Aleksandr Kerensky est né le 22 avril 1881 à Simbirsk (aujourd’hui Oulianovsk), fils d’un enseignant qui a également été fonctionnaire provincial de rang moyen. Il est entré à l’université de Saint-Pétersbourg (1899), où il a étudié la jurisprudence, la philologie et l’histoire. En 1904, il a terminé sa formation formelle et a rejoint le barreau de Saint-Pétersbourg. Il acquiert une réputation pour la controverse publique et la liberté civile ; entre autres, il travaille avec une société d’aide juridique et sert d’avocat de la défense dans plusieurs affaires politiques célèbres.
La carrière politique officielle de Kerensky commence lorsqu’il se présente avec succès aux élections de la quatrième Douma (assemblée législative) en 1912. En tant que candidat du parti travailliste (Trudovik), il a continué à défendre les droits civils.
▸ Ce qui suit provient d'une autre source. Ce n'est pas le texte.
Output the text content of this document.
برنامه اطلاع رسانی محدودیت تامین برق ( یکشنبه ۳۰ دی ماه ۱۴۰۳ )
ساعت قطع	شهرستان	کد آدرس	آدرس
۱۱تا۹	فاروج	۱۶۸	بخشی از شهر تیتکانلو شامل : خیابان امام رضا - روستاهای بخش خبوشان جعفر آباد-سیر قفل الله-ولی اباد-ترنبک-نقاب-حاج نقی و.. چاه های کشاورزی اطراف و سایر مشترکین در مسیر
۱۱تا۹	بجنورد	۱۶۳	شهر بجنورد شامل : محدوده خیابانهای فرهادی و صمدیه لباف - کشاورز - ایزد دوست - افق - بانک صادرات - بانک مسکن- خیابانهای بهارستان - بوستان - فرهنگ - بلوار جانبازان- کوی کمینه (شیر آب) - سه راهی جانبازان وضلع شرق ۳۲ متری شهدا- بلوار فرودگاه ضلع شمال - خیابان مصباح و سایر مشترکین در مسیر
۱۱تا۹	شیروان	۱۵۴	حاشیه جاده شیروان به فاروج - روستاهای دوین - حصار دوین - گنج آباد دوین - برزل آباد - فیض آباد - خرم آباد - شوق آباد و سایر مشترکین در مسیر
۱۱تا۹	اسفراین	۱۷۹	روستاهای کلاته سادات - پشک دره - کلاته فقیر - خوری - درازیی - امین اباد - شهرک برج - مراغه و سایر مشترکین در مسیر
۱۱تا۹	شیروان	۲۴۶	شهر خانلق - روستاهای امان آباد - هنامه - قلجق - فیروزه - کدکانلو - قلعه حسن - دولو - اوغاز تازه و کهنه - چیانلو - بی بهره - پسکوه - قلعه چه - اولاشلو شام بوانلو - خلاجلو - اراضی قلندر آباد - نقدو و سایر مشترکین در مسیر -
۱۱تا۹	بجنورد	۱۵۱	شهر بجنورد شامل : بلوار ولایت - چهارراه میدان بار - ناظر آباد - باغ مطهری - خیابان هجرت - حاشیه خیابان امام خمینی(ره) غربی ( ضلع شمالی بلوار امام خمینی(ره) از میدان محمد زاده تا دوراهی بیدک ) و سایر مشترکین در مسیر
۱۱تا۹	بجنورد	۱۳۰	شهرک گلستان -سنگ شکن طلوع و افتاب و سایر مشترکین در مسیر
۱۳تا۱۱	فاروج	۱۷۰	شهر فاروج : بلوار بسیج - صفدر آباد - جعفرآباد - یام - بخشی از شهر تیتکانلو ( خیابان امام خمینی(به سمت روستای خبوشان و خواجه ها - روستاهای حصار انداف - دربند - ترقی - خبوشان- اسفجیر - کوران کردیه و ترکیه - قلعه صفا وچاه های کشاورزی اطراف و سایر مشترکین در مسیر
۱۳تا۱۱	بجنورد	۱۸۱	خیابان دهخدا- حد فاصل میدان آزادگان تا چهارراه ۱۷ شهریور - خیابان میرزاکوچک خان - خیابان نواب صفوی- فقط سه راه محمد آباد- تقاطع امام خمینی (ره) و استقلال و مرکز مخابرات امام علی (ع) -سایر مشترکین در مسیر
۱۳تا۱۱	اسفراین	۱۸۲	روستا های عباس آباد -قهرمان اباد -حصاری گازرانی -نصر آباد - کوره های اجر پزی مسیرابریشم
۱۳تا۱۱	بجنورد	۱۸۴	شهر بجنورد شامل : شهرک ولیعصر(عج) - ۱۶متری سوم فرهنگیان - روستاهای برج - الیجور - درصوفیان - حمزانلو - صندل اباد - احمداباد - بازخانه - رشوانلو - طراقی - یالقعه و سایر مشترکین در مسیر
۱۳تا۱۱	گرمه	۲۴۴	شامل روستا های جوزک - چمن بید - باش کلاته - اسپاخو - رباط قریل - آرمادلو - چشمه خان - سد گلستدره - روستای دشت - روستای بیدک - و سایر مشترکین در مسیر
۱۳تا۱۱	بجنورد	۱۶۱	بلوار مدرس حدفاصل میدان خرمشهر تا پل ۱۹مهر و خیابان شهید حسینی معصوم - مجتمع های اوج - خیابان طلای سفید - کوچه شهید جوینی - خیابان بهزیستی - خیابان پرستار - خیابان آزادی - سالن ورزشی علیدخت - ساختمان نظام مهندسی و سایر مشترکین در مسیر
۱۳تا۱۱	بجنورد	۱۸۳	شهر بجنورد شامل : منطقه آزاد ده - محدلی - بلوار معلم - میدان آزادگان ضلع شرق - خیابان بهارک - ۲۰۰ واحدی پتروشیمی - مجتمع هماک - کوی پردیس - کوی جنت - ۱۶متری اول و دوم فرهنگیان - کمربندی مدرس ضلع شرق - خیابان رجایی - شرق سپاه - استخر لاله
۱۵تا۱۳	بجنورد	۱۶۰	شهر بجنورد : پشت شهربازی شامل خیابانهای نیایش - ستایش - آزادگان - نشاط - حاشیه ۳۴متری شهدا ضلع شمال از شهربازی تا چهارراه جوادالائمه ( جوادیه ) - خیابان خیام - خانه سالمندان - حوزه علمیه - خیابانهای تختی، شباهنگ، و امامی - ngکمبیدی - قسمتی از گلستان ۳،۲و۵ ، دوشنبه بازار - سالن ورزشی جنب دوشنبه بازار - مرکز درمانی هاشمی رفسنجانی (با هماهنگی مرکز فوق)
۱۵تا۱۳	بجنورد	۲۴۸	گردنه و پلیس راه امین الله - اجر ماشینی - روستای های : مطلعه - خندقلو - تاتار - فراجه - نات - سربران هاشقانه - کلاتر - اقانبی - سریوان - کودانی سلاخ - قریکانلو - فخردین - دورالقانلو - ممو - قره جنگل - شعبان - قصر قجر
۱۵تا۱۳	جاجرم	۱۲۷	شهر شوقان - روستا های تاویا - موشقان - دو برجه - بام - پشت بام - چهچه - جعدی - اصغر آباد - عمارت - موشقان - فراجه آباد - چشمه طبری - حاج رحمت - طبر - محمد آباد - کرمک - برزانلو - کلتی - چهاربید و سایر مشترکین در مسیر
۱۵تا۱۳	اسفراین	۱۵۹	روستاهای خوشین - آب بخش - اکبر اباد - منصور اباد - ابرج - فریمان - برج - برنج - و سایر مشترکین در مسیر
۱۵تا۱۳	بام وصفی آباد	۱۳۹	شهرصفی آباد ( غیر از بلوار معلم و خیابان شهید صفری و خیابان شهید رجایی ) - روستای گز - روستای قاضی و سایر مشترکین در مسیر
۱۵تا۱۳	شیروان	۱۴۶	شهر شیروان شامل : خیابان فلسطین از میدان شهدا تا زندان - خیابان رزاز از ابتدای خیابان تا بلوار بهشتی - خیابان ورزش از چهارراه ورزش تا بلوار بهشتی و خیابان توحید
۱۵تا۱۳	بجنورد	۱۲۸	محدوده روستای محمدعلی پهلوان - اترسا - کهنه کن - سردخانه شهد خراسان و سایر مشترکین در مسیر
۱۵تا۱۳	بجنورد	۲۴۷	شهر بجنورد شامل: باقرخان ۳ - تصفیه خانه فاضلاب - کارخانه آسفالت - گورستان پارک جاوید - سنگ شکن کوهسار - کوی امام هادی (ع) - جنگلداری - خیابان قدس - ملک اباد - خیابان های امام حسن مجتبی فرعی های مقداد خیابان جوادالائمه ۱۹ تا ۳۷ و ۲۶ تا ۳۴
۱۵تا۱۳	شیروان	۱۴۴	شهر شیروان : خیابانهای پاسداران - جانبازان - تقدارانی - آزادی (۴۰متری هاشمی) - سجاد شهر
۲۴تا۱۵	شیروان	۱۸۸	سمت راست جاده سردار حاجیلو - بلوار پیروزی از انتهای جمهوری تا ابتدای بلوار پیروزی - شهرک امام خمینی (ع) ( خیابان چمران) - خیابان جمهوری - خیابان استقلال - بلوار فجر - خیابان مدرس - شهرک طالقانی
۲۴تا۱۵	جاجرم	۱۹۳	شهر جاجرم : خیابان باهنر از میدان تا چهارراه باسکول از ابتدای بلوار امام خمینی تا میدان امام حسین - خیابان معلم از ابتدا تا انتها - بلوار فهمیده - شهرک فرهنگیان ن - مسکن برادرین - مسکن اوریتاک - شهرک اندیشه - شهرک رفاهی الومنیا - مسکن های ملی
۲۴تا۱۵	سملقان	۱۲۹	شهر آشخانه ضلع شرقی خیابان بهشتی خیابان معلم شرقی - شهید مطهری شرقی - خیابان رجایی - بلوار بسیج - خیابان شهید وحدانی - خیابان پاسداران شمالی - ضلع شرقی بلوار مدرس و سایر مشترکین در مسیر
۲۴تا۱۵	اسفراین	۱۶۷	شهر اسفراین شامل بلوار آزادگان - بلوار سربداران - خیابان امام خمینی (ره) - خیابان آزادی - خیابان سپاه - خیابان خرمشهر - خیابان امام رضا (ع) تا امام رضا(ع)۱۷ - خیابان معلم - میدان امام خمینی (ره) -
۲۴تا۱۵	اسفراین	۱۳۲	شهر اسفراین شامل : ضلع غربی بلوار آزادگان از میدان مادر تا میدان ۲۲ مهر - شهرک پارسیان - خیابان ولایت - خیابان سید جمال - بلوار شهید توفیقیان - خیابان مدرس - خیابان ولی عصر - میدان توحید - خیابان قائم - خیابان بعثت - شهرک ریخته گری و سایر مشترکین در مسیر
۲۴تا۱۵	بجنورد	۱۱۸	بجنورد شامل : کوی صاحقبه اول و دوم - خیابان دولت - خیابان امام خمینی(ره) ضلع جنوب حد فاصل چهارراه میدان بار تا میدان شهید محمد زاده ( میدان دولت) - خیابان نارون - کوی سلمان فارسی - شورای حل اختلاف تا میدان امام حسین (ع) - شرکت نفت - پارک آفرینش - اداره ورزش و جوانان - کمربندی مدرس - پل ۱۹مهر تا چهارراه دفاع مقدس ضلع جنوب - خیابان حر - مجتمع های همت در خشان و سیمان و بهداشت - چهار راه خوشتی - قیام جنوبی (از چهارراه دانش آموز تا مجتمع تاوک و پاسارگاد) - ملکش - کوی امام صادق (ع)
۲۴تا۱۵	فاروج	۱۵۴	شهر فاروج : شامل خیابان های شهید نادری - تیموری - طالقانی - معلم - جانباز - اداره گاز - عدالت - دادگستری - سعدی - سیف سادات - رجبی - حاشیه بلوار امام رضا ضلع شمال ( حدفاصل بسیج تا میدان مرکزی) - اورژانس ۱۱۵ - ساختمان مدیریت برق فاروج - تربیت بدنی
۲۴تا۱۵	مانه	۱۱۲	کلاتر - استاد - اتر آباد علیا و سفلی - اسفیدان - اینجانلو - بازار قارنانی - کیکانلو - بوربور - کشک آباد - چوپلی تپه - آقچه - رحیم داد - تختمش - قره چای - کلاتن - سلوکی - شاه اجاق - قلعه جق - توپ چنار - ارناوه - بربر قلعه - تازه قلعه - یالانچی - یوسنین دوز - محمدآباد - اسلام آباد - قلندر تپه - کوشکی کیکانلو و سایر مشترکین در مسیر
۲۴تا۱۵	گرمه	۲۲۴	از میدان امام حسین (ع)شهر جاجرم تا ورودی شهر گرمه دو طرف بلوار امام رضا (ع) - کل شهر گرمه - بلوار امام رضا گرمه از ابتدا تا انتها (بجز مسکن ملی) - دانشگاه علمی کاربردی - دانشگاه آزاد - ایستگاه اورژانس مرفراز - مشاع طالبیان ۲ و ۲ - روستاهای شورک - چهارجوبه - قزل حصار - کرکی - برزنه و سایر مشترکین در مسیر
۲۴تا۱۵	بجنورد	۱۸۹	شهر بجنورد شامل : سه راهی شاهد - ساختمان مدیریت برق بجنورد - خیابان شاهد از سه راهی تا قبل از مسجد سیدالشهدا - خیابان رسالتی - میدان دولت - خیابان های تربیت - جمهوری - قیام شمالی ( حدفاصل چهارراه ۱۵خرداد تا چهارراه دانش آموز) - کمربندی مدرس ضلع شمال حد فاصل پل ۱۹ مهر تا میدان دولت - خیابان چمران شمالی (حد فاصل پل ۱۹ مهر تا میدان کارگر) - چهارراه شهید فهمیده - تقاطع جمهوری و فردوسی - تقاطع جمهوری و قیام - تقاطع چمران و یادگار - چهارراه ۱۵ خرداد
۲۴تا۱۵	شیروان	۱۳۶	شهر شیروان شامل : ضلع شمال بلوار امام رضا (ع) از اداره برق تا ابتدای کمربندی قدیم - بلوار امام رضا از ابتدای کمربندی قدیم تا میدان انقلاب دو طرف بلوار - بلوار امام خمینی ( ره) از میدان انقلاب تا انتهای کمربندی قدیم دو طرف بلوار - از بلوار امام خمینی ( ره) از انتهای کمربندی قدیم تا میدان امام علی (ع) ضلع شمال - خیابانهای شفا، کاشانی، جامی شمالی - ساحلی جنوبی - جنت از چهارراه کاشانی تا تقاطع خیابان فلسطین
En 1914, il avait été emprisonné deux fois pour des actes considérés comme inamicaux ou séditieux par le gouvernement.
Au début de la Première Guerre mondiale (1914), Kerensky fut l’un des rares membres de la Douma à s’y opposer, dénonçant, dans un discours public, la « guerre dévorante et fratricide ». Au fur et à mesure que les défaites russes se succèdent, le soutien au gouvernement s’amenuise puis disparaît, préparant le terrain pour la Révolution de 1917 qui porte Kerensky au pouvoir pour une brève période.
Pendant les mois révolutionnaires de 1917, le pouvoir dans les grandes villes de Russie et dans de nombreux points de concentration militaire est effectivement partagé entre le gouvernement provisoire, qui tire son autorité de la Douma, et les soviets – ou conseils représentatifs – des députés ouvriers et soldats. Parmi les membres du gouvernement provisoire, Kerensky occupait une position unique car, pendant un certain temps, il a comblé le fossé entre ces organismes concurrents de la révolution. Bien que membre connu de la Douma, il était un porte-parole articulé de la gauche et un membre du comité exécutif du soviet de Petrograd.
Kerensky était ministre de la justice dans le premier gouvernement provisoire, organisé par un libéral, le prince Lvov. La politique de ce gouvernement, qui consistait à honorer les objectifs et les obligations de guerre du gouvernement tsariste, s’avéra suffisamment impopulaire pour que le ministre des affaires étrangères (Pavel Miliukov) et le ministre de la guerre et de la marine (Aleksandr Guchkov) soient contraints de démissionner ; Kerensky succéda à ce dernier poste. Kerensky lui succède à ce dernier poste, mais il ne réussit guère mieux que Guchkov à ce poste. Malgré des succès initiaux, une grande offensive, que Kerensky a inspirée, se solde par de nouveaux désastres militaires (juin 1917). Ainsi, dans un contexte d’échec militaire et de manifestations perturbatrices de grande ampleur, Lvov démissionne de son poste de premier ministre en juillet et Kerensky lui succède.
De l’avis même de Kerensky, dans les semaines qui suivent, la situation politique russe tend vers la stabilité. Les agitateurs radicaux de gauche (dont Lénine et Trotsky) avaient été emprisonnés ou contraints de fuir le pays, et Kerensky lui-même jouissait d’une certaine popularité. En outre, on pensait que le moment approchait où il serait possible de convoquer une assemblée constituante qui établirait formellement un régime démocratique. Le coup qui a détruit ces espoirs est venu de manière inattendue de la droite sous la forme du soulèvement de Kornilov (9-14 septembre), qui était une tentative d’établir un gouvernement militaire soutenu par les conservateurs. Kerensky ne parvient à stopper la tentative de coup d’État qu’en faisant appel au soutien de la gauche radicale. De même, il n’a pas pu, à partir de ce moment, compter sur le soutien des dirigeants militaires contre cette même gauche radicale. Peu de temps après, Lénine et Trotsky, de nouveau en liberté, ont planifié leur propre coup d’État, la révolution bolchevique de novembre. Lorsque le coup est tombé, Kerensky était hors de Petrograd, à la recherche de troupes suffisamment loyales pour défendre le gouvernement contre les bolcheviks. N’y parvenant pas, il est retourné à Petrograd puis à Moscou, tentant vainement d’organiser l’opposition à la révolution.
Au printemps 1918, Kerensky a finalement fui la Russie et, pendant une courte période par la suite, il s’est efforcé de rallier l’opposition internationale contre le gouvernement bolchevique. En cas d’échec, il a commencé à écrire et à donner des conférences en Europe sur les affaires de son pays natal. En 1940, il s’installe aux États-Unis, où il écrit, donne des conférences et enseigne à l’université de Stanford. Il est mort le 11 juin 1970 à New York.